Errors in writing or changes initiated by bearers of clan names may lead to their mutation, leading to different spellings and pronunciations that lead to surnames with similar meanings – yet identifying whether a Maseko surname comes from African or European sources may not always be straightforward.

Although certain Ngoni clan names have adopted new associations through migration, most such linkages appear to have developed more recently. The marriage ban between Cikuse and Nyamazani appears to have arisen as the result of cognation rather than any new variant pattern of implantation.

Attestations for the Ngoni migration towards the end of Mfecane can be found through its clan names; most likely those joining them from Zululand and Swaziland areas would also belong to these clans; an exception may have been Nzunga of Malawi who appears to have led a contingent of Karanga migrants.

Perhaps those of the Ngoni who remained in Natal and Swaziland took active measures to keep Lambombotsi from becoming Mgazi’s primary wife. Both kings were aware of the conflict between Ngonis and Swazis, yet neither took active steps to settle it. Bryant and Kuper provided lists of Swazi clan names they believed related to Ngoni groups from Zululand area.
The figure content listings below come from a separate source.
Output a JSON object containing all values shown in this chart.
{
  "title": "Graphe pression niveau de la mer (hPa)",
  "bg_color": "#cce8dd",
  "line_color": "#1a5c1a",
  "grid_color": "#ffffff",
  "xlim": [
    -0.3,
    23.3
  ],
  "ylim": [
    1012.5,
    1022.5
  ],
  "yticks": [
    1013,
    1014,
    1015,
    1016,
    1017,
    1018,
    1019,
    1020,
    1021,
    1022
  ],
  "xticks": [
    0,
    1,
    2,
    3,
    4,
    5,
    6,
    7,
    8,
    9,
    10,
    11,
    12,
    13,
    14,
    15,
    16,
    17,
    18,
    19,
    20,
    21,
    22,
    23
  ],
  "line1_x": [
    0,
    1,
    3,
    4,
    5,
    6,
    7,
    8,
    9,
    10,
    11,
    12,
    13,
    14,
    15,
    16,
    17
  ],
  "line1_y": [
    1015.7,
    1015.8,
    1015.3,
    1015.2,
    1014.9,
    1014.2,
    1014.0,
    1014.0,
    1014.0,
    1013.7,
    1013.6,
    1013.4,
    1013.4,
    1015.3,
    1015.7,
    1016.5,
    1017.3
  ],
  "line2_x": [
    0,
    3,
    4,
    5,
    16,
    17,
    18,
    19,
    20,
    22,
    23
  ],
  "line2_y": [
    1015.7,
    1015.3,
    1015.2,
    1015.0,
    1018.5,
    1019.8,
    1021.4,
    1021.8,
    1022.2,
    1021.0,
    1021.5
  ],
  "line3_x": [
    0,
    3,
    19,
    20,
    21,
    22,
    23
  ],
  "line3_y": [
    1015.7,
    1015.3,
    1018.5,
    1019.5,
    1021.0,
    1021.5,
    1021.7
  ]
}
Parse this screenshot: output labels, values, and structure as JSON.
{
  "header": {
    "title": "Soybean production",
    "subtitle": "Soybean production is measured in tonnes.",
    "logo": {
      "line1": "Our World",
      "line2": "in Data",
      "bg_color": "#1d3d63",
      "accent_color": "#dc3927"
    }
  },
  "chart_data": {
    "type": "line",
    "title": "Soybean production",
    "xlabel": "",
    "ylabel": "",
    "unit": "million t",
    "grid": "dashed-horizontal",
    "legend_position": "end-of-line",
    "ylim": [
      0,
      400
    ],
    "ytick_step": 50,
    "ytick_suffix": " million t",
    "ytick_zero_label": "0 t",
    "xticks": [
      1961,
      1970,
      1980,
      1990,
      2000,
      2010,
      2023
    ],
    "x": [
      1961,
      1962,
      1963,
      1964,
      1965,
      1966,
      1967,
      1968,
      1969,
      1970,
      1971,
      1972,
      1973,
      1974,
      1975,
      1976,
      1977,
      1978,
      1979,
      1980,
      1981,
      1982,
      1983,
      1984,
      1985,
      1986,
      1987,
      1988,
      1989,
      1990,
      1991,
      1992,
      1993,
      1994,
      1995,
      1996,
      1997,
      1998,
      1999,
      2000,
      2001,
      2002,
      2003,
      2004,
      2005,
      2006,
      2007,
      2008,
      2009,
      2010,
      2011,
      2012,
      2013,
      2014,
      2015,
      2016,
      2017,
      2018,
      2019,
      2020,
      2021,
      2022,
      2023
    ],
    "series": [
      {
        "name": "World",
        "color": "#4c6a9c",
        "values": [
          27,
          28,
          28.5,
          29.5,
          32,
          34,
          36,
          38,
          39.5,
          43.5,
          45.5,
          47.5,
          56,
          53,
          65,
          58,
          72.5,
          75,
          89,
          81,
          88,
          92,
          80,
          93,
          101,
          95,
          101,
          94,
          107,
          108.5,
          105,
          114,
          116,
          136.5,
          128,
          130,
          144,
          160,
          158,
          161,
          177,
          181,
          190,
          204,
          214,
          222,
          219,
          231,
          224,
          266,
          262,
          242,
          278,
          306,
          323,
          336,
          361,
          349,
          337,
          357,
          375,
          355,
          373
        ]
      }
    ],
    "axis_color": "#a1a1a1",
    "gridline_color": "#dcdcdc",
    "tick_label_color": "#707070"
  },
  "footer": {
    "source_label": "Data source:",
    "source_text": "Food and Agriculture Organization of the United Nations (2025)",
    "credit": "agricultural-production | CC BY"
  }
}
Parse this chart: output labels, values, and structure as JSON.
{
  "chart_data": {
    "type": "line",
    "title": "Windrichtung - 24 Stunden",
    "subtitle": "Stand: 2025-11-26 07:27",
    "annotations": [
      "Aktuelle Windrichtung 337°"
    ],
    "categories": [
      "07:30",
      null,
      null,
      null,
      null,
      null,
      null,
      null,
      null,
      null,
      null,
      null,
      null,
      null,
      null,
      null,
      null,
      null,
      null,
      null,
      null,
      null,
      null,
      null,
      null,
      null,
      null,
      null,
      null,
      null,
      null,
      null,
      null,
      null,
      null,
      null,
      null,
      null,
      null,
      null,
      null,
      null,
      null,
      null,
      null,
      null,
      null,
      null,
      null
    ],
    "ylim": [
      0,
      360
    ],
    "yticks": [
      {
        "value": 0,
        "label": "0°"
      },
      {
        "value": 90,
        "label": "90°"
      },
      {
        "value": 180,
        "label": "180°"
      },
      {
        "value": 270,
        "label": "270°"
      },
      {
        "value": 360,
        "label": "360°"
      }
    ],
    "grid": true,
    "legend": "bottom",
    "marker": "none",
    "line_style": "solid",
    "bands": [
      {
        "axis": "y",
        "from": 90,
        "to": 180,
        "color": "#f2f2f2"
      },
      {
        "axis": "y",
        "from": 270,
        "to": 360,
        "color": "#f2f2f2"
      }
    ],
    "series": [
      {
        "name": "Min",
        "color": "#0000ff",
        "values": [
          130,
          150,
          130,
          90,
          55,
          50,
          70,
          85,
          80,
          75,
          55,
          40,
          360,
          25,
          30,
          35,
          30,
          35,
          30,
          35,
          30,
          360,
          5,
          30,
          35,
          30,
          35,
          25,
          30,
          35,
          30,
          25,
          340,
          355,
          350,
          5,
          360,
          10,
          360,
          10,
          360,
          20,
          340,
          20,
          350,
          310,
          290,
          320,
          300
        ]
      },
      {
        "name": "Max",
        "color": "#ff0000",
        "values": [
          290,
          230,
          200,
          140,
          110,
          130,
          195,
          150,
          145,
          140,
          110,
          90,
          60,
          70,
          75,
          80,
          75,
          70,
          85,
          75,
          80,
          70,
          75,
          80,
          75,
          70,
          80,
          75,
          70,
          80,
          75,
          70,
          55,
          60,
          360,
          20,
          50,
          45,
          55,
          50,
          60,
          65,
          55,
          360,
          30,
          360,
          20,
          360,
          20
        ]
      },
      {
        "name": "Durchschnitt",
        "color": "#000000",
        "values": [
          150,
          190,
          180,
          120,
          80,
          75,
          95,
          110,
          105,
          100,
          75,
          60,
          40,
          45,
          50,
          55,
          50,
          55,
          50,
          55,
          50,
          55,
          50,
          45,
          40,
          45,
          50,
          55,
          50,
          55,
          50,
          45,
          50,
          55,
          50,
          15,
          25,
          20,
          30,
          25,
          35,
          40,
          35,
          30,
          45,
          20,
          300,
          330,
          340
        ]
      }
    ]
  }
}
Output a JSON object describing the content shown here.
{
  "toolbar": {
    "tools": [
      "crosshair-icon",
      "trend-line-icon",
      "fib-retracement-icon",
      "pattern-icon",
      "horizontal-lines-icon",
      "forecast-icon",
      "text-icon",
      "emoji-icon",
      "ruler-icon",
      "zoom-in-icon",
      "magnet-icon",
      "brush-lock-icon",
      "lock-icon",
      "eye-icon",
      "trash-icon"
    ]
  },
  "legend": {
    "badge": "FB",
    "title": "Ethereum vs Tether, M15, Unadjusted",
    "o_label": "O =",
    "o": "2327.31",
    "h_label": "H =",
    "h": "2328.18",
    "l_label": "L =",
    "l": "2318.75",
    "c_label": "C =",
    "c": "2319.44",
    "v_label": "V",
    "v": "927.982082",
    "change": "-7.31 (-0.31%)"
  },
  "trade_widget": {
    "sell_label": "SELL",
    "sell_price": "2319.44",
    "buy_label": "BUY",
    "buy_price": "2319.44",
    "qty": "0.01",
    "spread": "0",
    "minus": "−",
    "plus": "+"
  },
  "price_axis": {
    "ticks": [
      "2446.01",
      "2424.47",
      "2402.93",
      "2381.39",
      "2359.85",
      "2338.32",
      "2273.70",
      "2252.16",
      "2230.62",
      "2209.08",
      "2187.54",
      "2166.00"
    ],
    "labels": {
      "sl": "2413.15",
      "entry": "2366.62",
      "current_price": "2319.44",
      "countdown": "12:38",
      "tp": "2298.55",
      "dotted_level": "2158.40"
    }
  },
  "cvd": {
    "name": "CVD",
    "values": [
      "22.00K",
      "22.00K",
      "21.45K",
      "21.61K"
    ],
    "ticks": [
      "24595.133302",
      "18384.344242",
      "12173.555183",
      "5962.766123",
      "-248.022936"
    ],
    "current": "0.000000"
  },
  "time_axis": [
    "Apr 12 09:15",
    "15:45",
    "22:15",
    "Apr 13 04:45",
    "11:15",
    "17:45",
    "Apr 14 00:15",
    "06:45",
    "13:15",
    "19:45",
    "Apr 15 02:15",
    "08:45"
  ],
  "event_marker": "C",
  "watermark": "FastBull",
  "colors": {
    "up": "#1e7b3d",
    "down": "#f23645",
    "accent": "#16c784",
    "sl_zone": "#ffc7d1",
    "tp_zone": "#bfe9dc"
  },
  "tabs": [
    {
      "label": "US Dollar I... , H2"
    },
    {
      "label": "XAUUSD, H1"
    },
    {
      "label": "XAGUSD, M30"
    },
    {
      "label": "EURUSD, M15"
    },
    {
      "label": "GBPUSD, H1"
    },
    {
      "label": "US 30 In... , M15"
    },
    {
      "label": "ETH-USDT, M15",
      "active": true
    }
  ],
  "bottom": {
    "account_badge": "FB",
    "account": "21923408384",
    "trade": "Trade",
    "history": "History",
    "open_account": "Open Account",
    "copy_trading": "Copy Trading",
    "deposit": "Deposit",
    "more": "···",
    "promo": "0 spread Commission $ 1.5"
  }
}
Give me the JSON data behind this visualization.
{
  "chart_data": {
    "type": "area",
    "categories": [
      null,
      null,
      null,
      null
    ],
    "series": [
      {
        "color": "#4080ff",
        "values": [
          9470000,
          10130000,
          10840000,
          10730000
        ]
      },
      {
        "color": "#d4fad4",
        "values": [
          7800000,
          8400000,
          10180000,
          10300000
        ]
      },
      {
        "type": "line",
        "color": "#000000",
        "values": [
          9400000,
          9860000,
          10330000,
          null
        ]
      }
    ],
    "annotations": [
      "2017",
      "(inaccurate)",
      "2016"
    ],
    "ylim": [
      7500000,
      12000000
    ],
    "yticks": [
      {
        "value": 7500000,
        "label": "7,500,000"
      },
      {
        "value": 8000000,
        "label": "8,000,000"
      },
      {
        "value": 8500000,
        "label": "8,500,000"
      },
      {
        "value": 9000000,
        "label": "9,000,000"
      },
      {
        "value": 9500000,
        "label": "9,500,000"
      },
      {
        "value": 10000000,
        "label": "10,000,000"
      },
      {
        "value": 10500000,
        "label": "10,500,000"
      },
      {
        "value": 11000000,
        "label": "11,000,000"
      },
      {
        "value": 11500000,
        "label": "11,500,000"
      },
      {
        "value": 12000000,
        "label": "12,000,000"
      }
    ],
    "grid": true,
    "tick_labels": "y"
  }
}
However, these connections can only be confirmed with strong circumstantial evidence and are usually indicative of loose associations at best. It is possible that names in category D – those considered Jena – have closer ties to Karanga clans than Ngoni ones, which would explain why they weren’t included in Ngoni informant lists of clan names. Or it may simply have become degraded through use and misinterpretation until they no longer represent clans at all.